Looking back on Series Four, I can happily conclude it's probably been my favourite so far. The first series gets a higher statistical average (8.5 compared to 8.3 if you're interested) but I think I've actively enjoyed this more. There are things about it that aren't perfect - The Special could probably have comfortably been one episode, Zaf is still devoid of any personality or motivation - but I've had a great time. Probably the best new thing Series Four's brought to the table is Jo Portman. She hasn't quite had the development I would've liked, but there's plenty of time for that yet. She's shown to be quite vulnerable throughout all of her episodes (except her first, The Book) and this is a nice opportunity for her to show off some of her training. Miranda Raison is completely likeable and totally the right choice for Jo. I can't wait to see more of her next year.

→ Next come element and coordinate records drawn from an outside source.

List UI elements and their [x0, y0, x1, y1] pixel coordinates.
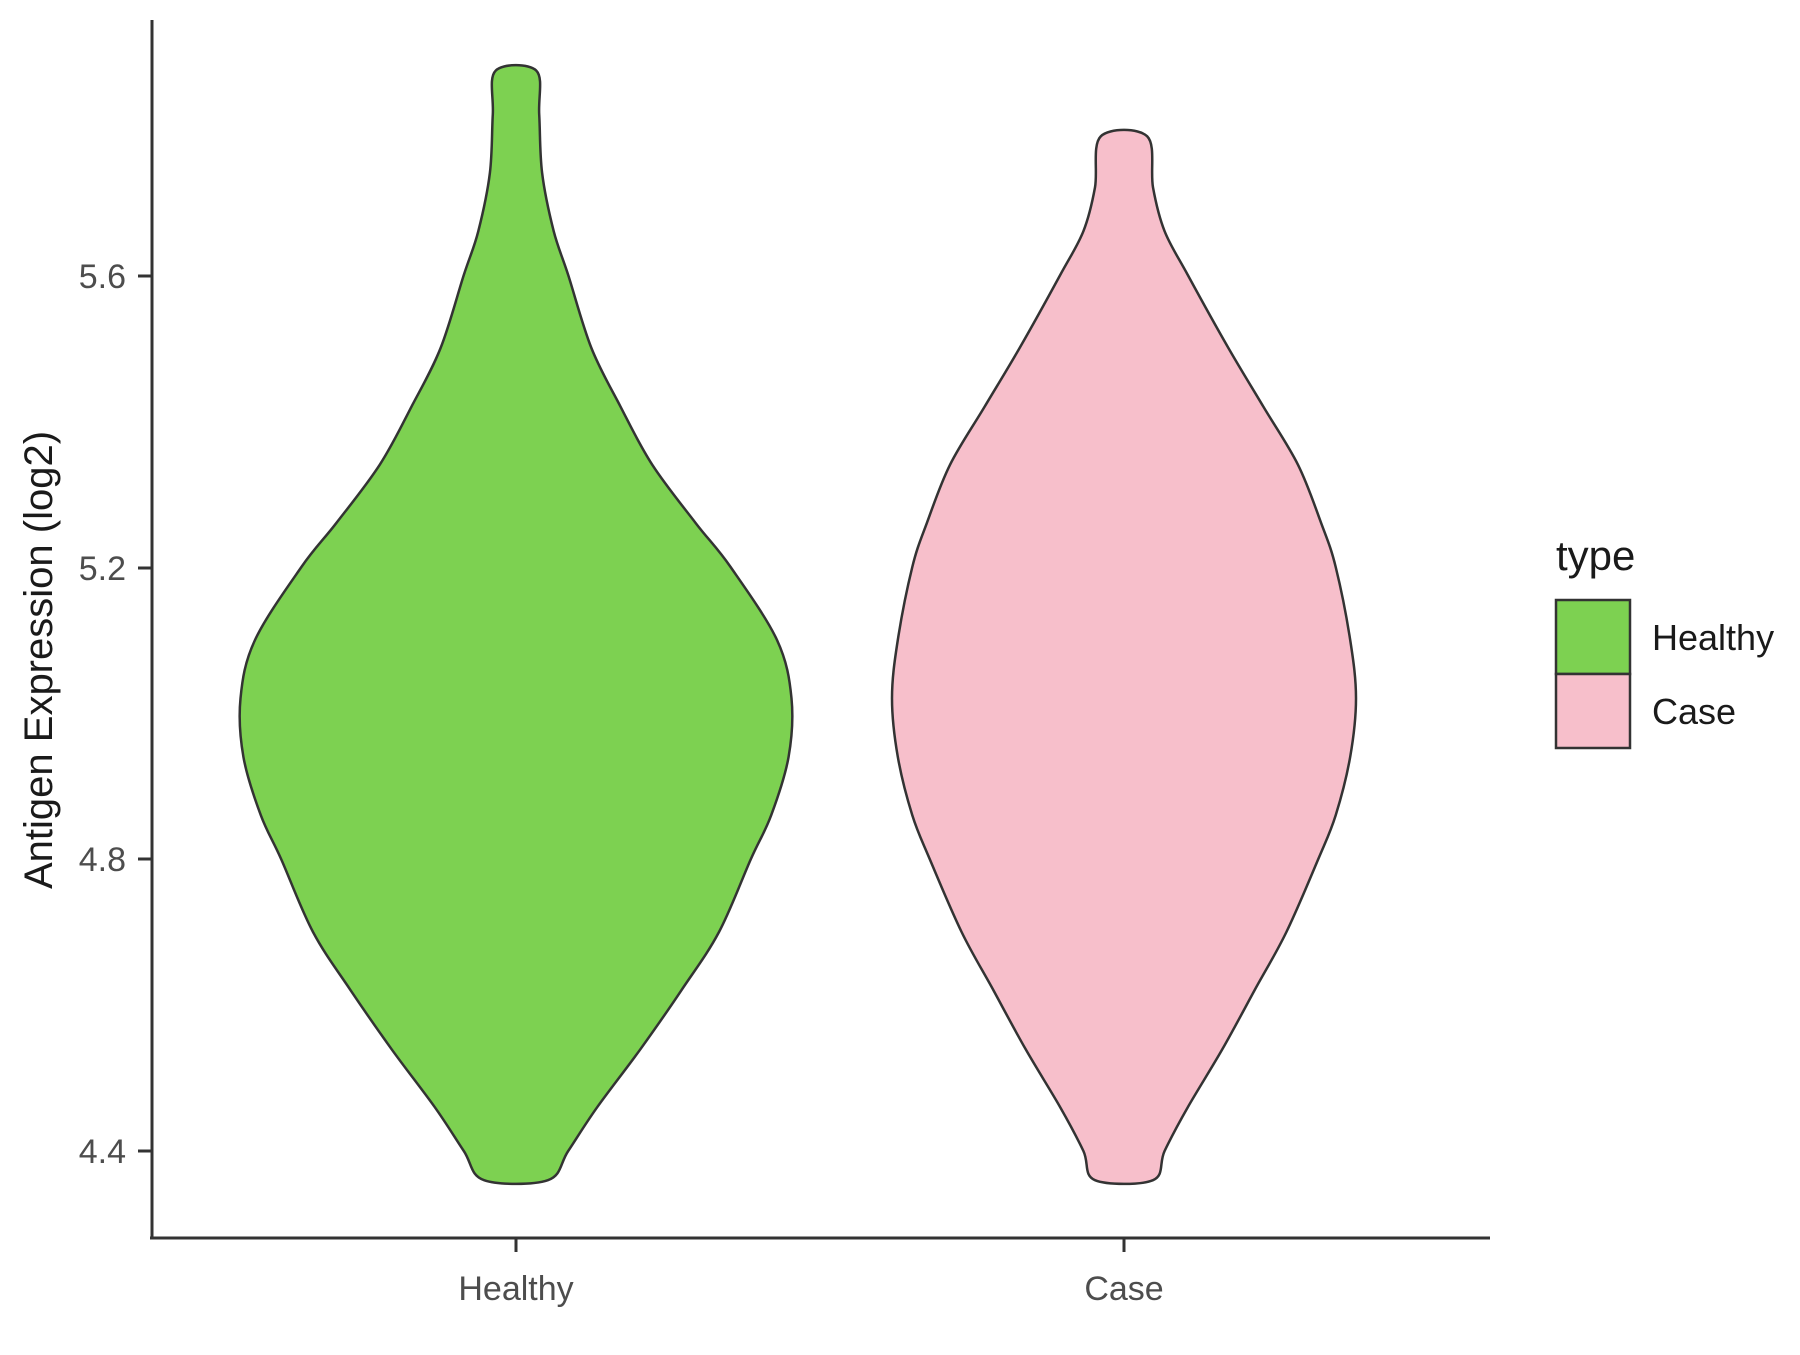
legend: type Healthy Case: [1554, 532, 1774, 750]
legend-key-case: [1554, 672, 1632, 750]
x-category-label-healthy: Healthy: [458, 1270, 573, 1308]
violin-case: [890, 128, 1358, 1186]
axes-group: 5.6 5.2 4.8 4.4 Healthy Case Antigen Exp…: [17, 20, 1490, 1308]
y-tick-label-5.6: 5.6: [79, 258, 126, 296]
legend-label-healthy: Healthy: [1652, 617, 1774, 658]
x-category-label-case: Case: [1084, 1270, 1163, 1308]
violin-healthy: [238, 63, 794, 1186]
y-tick-label-4.4: 4.4: [79, 1133, 126, 1171]
legend-title: type: [1556, 532, 1635, 579]
legend-key-healthy: [1554, 598, 1632, 676]
y-tick-label-4.8: 4.8: [79, 841, 126, 879]
legend-label-case: Case: [1652, 691, 1736, 732]
y-tick-label-5.2: 5.2: [79, 550, 126, 588]
y-axis-title: Antigen Expression (log2): [17, 431, 61, 889]
violins-group: [238, 63, 1358, 1186]
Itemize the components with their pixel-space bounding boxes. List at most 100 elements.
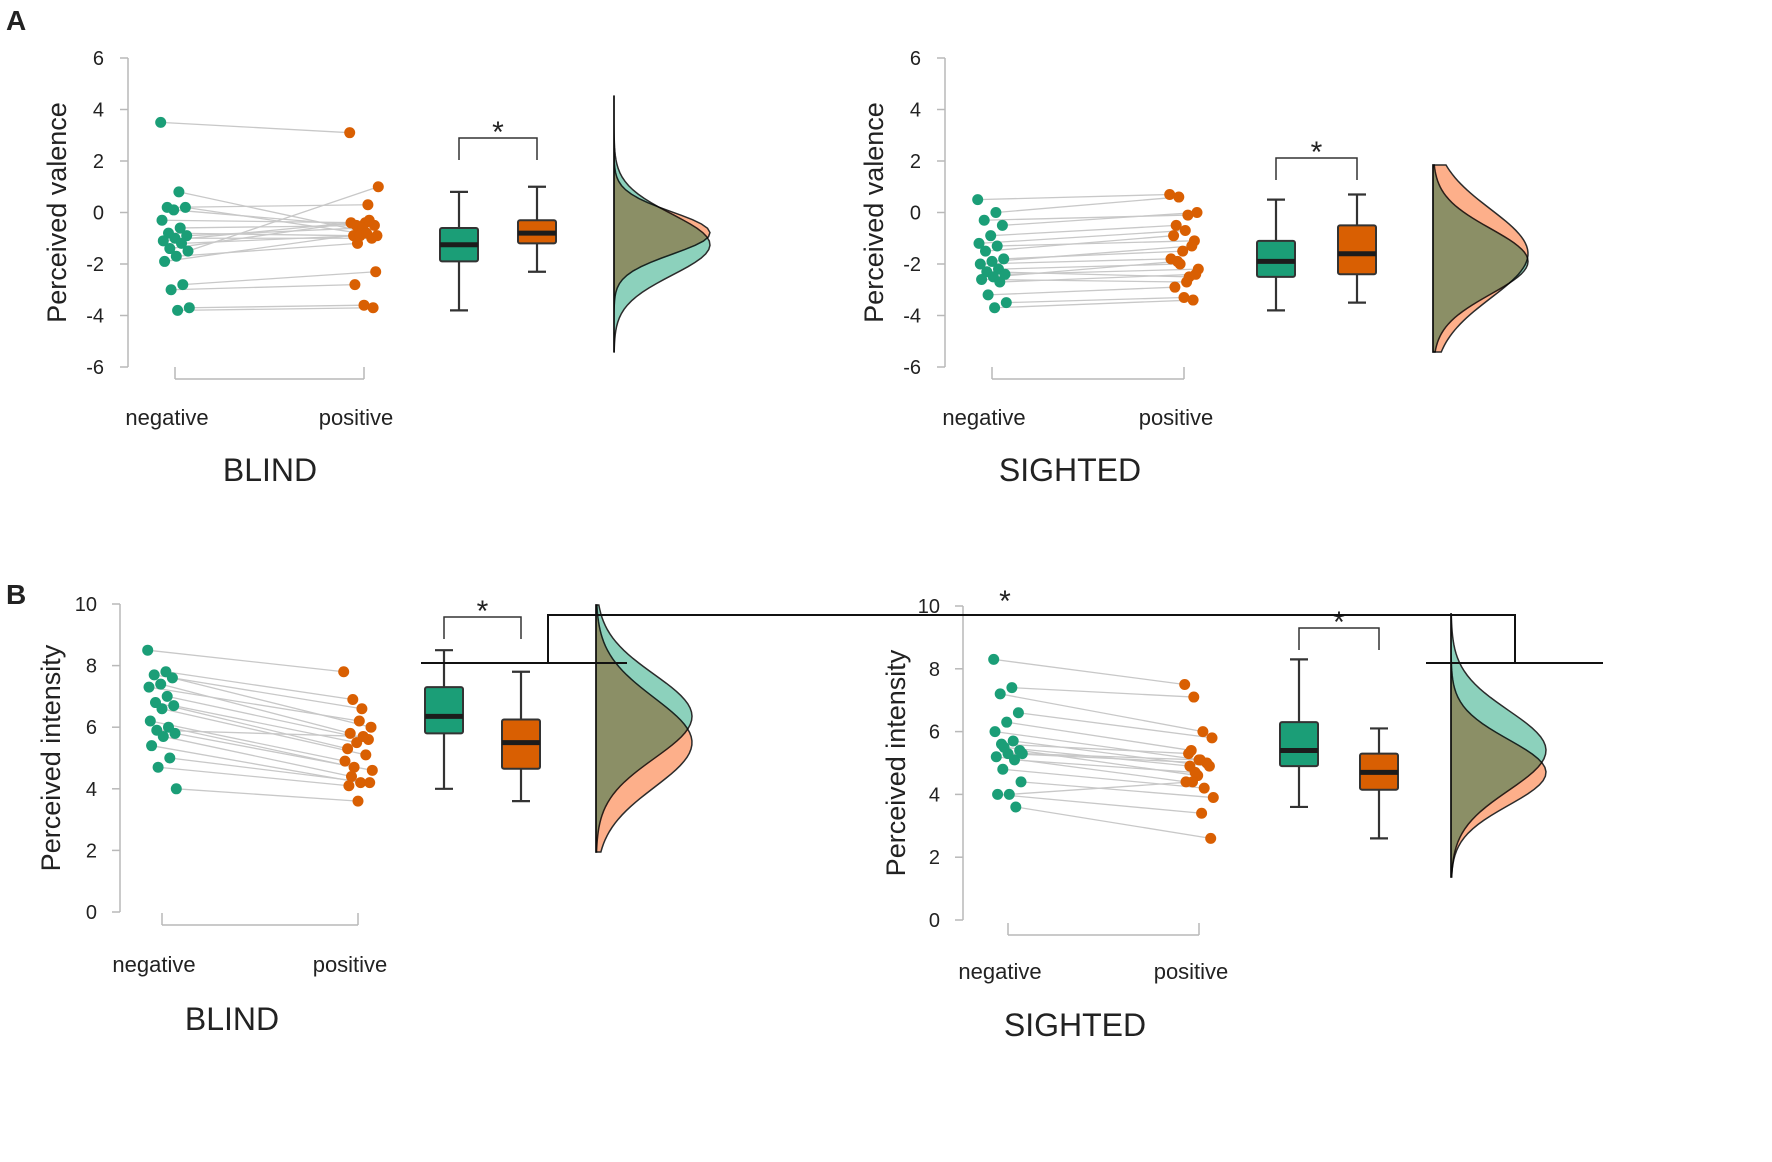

So all in all this is an excellent episode to end the series on. It's typical Howard Brenton with a fantastic script, idea and characters and it's a shame in a way this series has come to an end. If you want to read a review saying how bad Spooks has got by this point, for a bit of balance (including a slate on this episode before it was even aired) you can do so here. It feels like Juliet Shaw has been part of the furniture for much more than a series, and I wonder how long she will last when we pick up the cliffhanger ending. This series has belonged to Peter Firth, Nicola Walker, Rupert-Penry Jones, Olga Sosnovska and Miranda Raison. Rory MacGregor and Hugh Simon have been great as Colin and Malcolm but unfortunately haven't had that much to do. The best series of Spooks yet ends on a high.





PS - It's the week after posting this and I've just realised it's Howard Brenton's last episode! What a shame, he's given us some of the best Spooks we'll ever get. How tragic he should leave before it even reaches its halfway point. Still, thank you Howard for all the good you did!